AUG. If He speaks of the disciples only with whom He supped, this has nothing to do with that glorifying of which He spoke above, wherewith the Son glorified the Father; for what glory is it to be known to twelve or eleven men? But if by the men which were given to Him out of the world, He means all those who should believe in Him afterwards, this is without doubt the glory wherewith the Son glorifies the Father; and, I have manifested your name, is the same as what He said before, I have glorified You; the past being put for the future both there and here.
But what follows shows that He is speaking here of those who were already His disciples, not of all who should afterwards believe on Him. At the beginning of His prayer then our Lord is speaking of all believers, all to whom He should make known the Father, thereby glorifying Him: for after saying, that your Son also may glorify You, in strewing how that was to be done, He says, As You have given Him power over all flesh. Now let us hear what He says to the disciples: I have manifested your name to the men which You gave Me out of the world.
Had they not known the name of God then, when they were Jews? We read in the Psalms, In Jewry is God known; His name is great in Israel. I have manifested your name, then must be understood not of the name of God, but of the Father's name, which name could not be manifested without the manifestation of the Son. For God's name, as the God of the whole creation, could not have been entirely unknown to any nation. As the Maker then of the world, He was known among all nations even before the spread of the Gospel.
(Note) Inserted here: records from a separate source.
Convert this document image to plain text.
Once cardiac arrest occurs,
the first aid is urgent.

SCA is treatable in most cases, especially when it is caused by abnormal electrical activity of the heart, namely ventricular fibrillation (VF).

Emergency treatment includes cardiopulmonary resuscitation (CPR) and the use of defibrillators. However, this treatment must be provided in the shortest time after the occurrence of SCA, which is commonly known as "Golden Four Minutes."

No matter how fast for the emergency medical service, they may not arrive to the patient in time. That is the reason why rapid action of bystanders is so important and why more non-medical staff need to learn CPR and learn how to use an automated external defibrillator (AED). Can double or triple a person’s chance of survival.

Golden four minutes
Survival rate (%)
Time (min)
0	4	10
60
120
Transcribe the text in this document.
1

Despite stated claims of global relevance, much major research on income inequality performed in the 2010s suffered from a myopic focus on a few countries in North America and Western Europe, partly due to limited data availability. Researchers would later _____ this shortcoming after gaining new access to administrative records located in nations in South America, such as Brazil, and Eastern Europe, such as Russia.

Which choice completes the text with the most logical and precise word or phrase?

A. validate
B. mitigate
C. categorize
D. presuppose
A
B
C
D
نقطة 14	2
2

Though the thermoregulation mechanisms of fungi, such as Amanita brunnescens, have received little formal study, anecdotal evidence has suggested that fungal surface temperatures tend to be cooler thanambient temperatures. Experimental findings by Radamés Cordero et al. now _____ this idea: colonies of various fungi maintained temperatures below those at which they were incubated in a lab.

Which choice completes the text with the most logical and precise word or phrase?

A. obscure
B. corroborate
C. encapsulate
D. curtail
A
In Jewry He was known as a God, Who was not to be worshipped with the false gods: but as the Father of that Christ, by whom He took away the sins of the world, His name was unknown; which name Christ now manifests to those whom the Father had given Him out of the world. But how did He manifest it, when the hour had not come of which He said above, The hour comes, when I shall no more speak unto you in proverbs. We must understand the past to be put for the future.
CHRYS. That He was the Son of the Father, Christ had already manifested to them by words and deeds.
He prays first specifically for the disciples, reminding us to care first for the Christian community:
CHRYS. As the disciples were still sad in spite of all our Lord's consolations, henceforth He addresses Himself to the Father to show the love which He had for them; I pray for them; He not only gives them what He has of His own, but entreats another for them, as a still further proof of His love.
AUG. When He adds, I pray not for the world, by the world He means those who live according to the lust of the world, and have not the lot to be chosen by grace out of the world, as those had for whom He prayed: But for them which you have given Me. It was because the Father had given Him them, that they did not belong to the world. Nor yet had the Father, in giving them to the Son, lost what He had given: For they are Yours.
CHRYS. He often repeats, you have given Me, to impress on them that it was all according to the Father's will, and that He did not come to rob another, but to take unto Him His own. Then to show them that this power had not been lately received from the Father, He adds, And all Yours, and Yours are Mine: as if to say, Let no one, hearing Me say, Them which You have given Me, suppose that they are separated from the Father; for Mine are His: nor because I said, They are Yours, suppose that they are separate from Me: for whatever is His is Mine.